Dinocide (2016) [PC] – Review

posted in: Game Reviews | 0

Status: Not Completed

Presentation

It looks and plays like a NES game…well, not really. Some effects are too advanced, sprites have too many colors and the controls menu shows a classic 3-button Genesis controller. Which is nice, because I’d choose it over NES controller anytime, but it also looks out of place. I guess that’s because you need not two, but three buttons.

The art is amazing and animations are nice, everything looks clean, sharp, colourful and just speaks “high quality”.

Story

What story?

Sound / Music

The same high quality, they’re authentic just like the graphics. They do their work and there’s nothing wrong with them, but I can’t say I remember any music from the game after playing it.

Gameplay

The game feels like a rehash of the old hits (Joe and Mac, Adventure Island, etc.), but it knows what it is and you shouldn’t expect anything new here either.

It’s a simple platform game. The healthbar you have depletes over time and depletes even more then an enemy hits you. You need to collect food on your way throughout the level to stay alive. If you die, you just return to the beginning of the level, there are no lives or continues. But the game gets really harder because of that meter and on later levels you don’t even think about exploration, you just run to the end of the level, collecting all food you can get and trying to avoid enemies or anything else. If you were born to be a speedrunner, that would be great for you, but for everyone else (including me) that can be a major flaw.

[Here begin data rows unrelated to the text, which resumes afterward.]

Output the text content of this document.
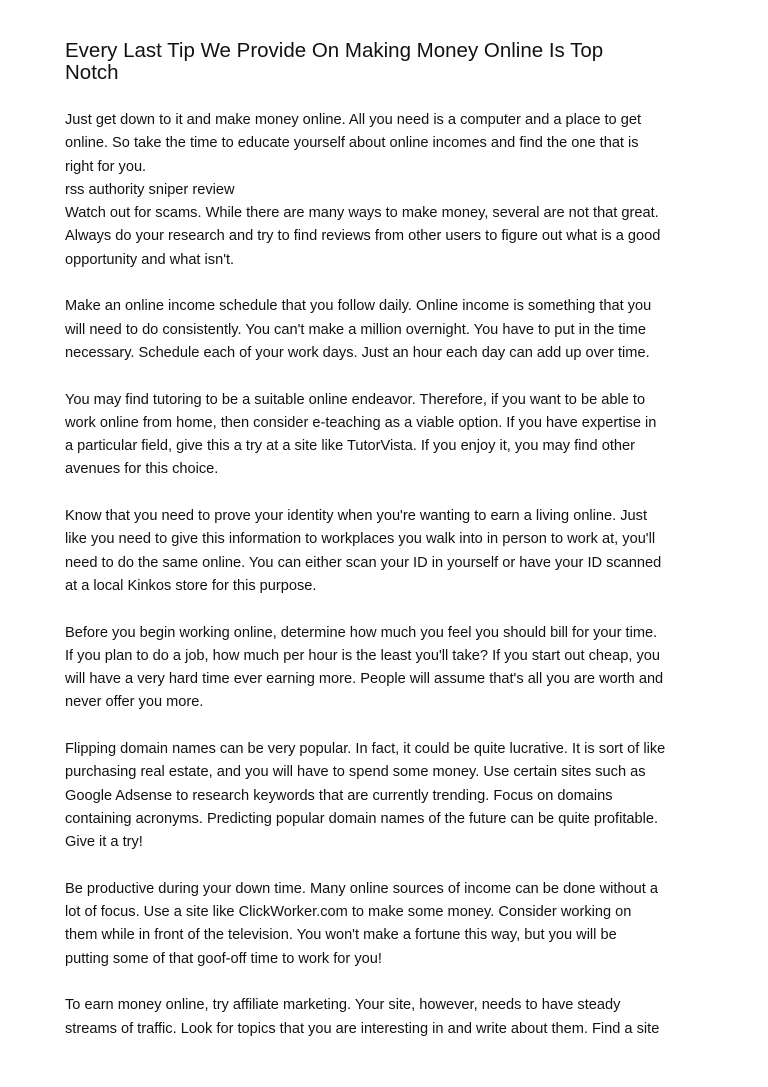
Every Last Tip We Provide On Making Money Online Is Top
Notch
Just get down to it and make money online. All you need is a computer and a place to get
online. So take the time to educate yourself about online incomes and find the one that is
right for you.
rss authority sniper review
Watch out for scams. While there are many ways to make money, several are not that great.
Always do your research and try to find reviews from other users to figure out what is a good
opportunity and what isn't.
Make an online income schedule that you follow daily. Online income is something that you
will need to do consistently. You can't make a million overnight. You have to put in the time
necessary. Schedule each of your work days. Just an hour each day can add up over time.
You may find tutoring to be a suitable online endeavor. Therefore, if you want to be able to
work online from home, then consider e-teaching as a viable option. If you have expertise in
a particular field, give this a try at a site like TutorVista. If you enjoy it, you may find other
avenues for this choice.
Know that you need to prove your identity when you're wanting to earn a living online. Just
like you need to give this information to workplaces you walk into in person to work at, you'll
need to do the same online. You can either scan your ID in yourself or have your ID scanned
at a local Kinkos store for this purpose.
Before you begin working online, determine how much you feel you should bill for your time.
If you plan to do a job, how much per hour is the least you'll take? If you start out cheap, you
will have a very hard time ever earning more. People will assume that's all you are worth and
never offer you more.
Flipping domain names can be very popular. In fact, it could be quite lucrative. It is sort of like
purchasing real estate, and you will have to spend some money. Use certain sites such as
Google Adsense to research keywords that are currently trending. Focus on domains
containing acronyms. Predicting popular domain names of the future can be quite profitable.
Give it a try!
Be productive during your down time. Many online sources of income can be done without a
lot of focus. Use a site like ClickWorker.com to make some money. Consider working on
them while in front of the television. You won't make a fortune this way, but you will be
putting some of that goof-off time to work for you!
To earn money online, try affiliate marketing. Your site, however, needs to have steady
streams of traffic. Look for topics that you are interesting in and write about them. Find a site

Controls are simple and responsive – you have a button to jump (of course), a button for basic weapon and a button for special ability (useful while riding a dinosaur).
The game stands by its name fully – you’ll see a lot of dinos here which you can ride (and use their abilities). Not just dinos, but also a space mecha. But it’s a secret, I didn’t tell you that.
There are bosses, they look great and their patterns are easy to understand and learn. The first boss was perhaps too easy.

Occasionally, you get the chance to choose your path, which leads to different levels. You can’t come back and there is no indication what to expect rather than image on the map, so trust your guts. By the way, the levels don’t have any titles. It’s kinda a problem, because you can’t ask someone “hey, do you remember THAT level?”, the answer would be “ehhh, what level?”. The game really needs at least something like “A1, B1, A2, B2”.

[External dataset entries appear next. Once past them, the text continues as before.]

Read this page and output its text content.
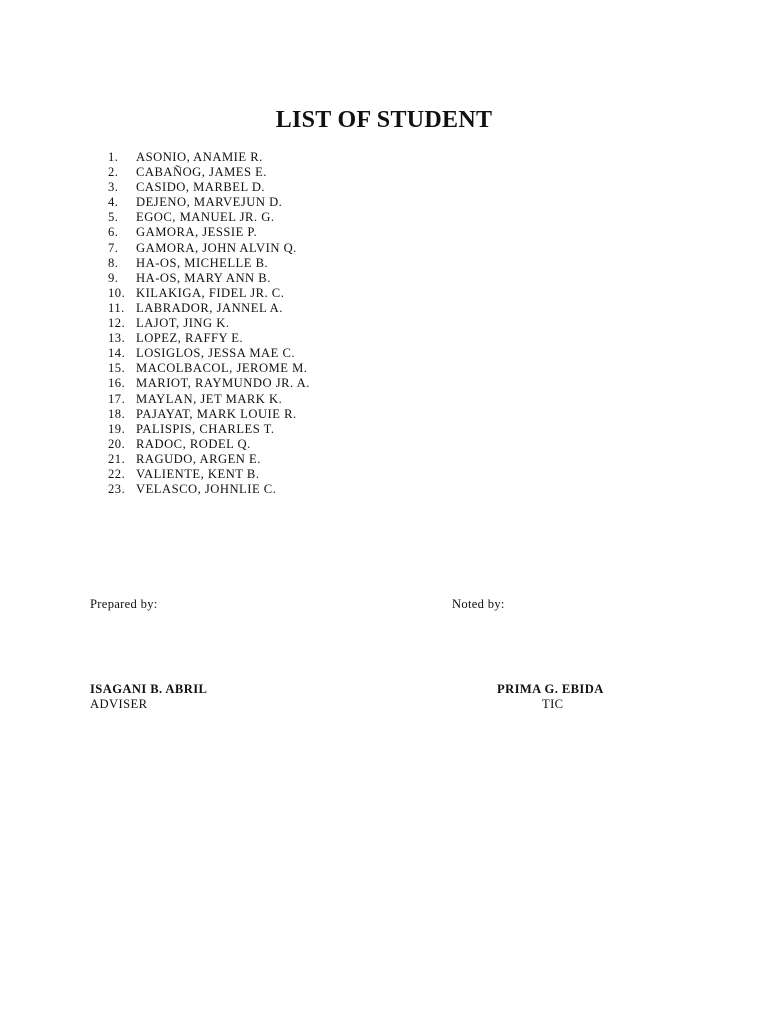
LIST OF STUDENT
1.	ASONIO, ANAMIE R.
2.	CABAÑOG, JAMES E.
3.	CASIDO, MARBEL D.
4.	DEJENO, MARVEJUN D.
5.	EGOC, MANUEL JR. G.
6.	GAMORA, JESSIE P.
7.	GAMORA, JOHN ALVIN Q.
8.	HA-OS, MICHELLE B.
9.	HA-OS, MARY ANN B.
10. KILAKIGA, FIDEL JR. C.
11. LABRADOR, JANNEL A.
12. LAJOT, JING K.
13. LOPEZ, RAFFY E.
14. LOSIGLOS, JESSA MAE C.
15. MACOLBACOL, JEROME M.
16. MARIOT, RAYMUNDO JR. A.
17. MAYLAN, JET MARK K.
18. PAJAYAT, MARK LOUIE R.
19. PALISPIS, CHARLES T.
20. RADOC, RODEL Q.
21. RAGUDO, ARGEN E.
22. VALIENTE, KENT B.
23. VELASCO, JOHNLIE C.
Prepared by:	Noted by:
ISAGANI B. ABRIL
ADVISER
PRIMA G. EBIDA
TIC
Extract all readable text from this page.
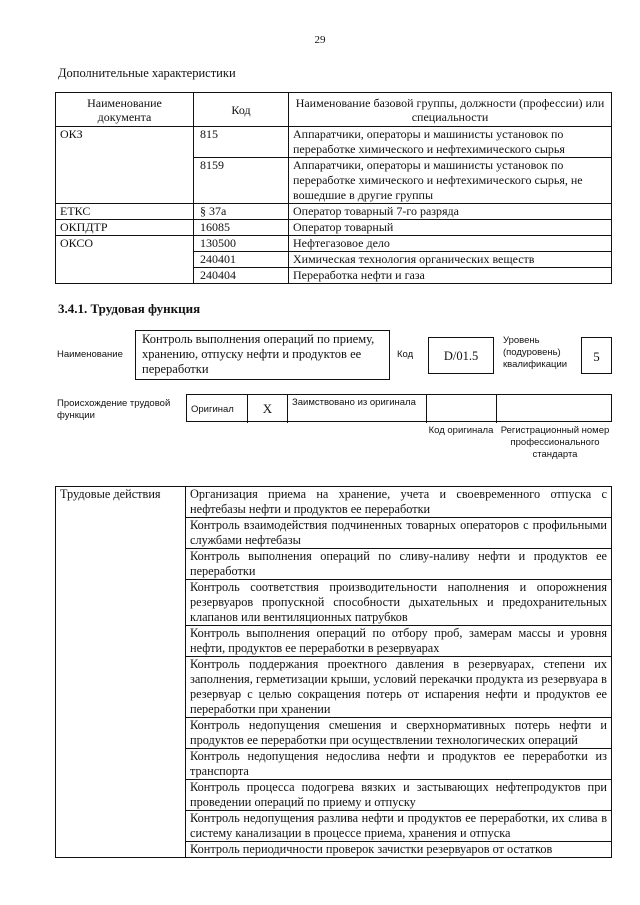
29
Дополнительные характеристики
Наименование документа	Код	Наименование базовой группы, должности (профессии) или специальности
ОКЗ	815	Аппаратчики, операторы и машинисты установок по переработке химического и нефтехимического сырья
	8159	Аппаратчики, операторы и машинисты установок по переработке химического и нефтехимического сырья, не вошедшие в другие группы
ЕТКС	§ 37а	Оператор товарный 7-го разряда
ОКПДТР	16085	Оператор товарный
ОКСО	130500	Нефтегазовое дело
	240401	Химическая технология органических веществ
	240404	Переработка нефти и газа
3.4.1. Трудовая функция
Наименование
Контроль выполнения операций по приему, хранению, отпуску нефти и продуктов ее переработки
Код	D/01.5
Уровень (подуровень) квалификации
5
Происхождение трудовой функции
Оригинал	X	Заимствовано из оригинала
Код оригинала Регистрационный номер профессионального стандарта
Трудовые действия	Организация приема на хранение, учета и своевременного отпуска с нефтебазы нефти и продуктов ее переработки
Контроль взаимодействия подчиненных товарных операторов с профильными службами нефтебазы
Контроль выполнения операций по сливу-наливу нефти и продуктов ее переработки
Контроль соответствия производительности наполнения и опорожнения резервуаров пропускной способности дыхательных и предохранительных клапанов или вентиляционных патрубков
Контроль выполнения операций по отбору проб, замерам массы и уровня нефти, продуктов ее переработки в резервуарах
Контроль поддержания проектного давления в резервуарах, степени их заполнения, герметизации крыши, условий перекачки продукта из резервуара в резервуар с целью сокращения потерь от испарения нефти и продуктов ее переработки при хранении
Контроль недопущения смешения и сверхнормативных потерь нефти и продуктов ее переработки при осуществлении технологических операций
Контроль недопущения недослива нефти и продуктов ее переработки из транспорта
Контроль процесса подогрева вязких и застывающих нефтепродуктов при проведении операций по приему и отпуску
Контроль недопущения разлива нефти и продуктов ее переработки, их слива в систему канализации в процессе приема, хранения и отпуска
Контроль периодичности проверок зачистки резервуаров от остатков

Another major flaw it’s the level design and cheap enemy hits which come with it. It’s all simple and OK on the first levels, but later in the game you’ll meet such “exciting” things like leaps of faith (jump down without seeing where you will land) or enemies which attack you out of nowhere and get about 50% of your health with just one hit (scavenger on desert levels is the reason why I stopped playing the game). There are also platforms which won’t lead to anything and won’t allow you to come back – you land on it and that’s it, the only way is to jump into abyss, restarting the level by that (by the way, there’s no option to restart it through the menu, only by dying).

Technical

There weren’t any bugs during my walkthrough. The game feels well polished.
You can rebind the controls and the game works with Xbox One controller.

Dinocide is a clone in an ocean of clones, but it stands out by its high quality of everything. That’s the reason I chose to play it and it didn’t disappoint. Still, depleting healthbar system is rather controversial and level design flaws cannot be ignored.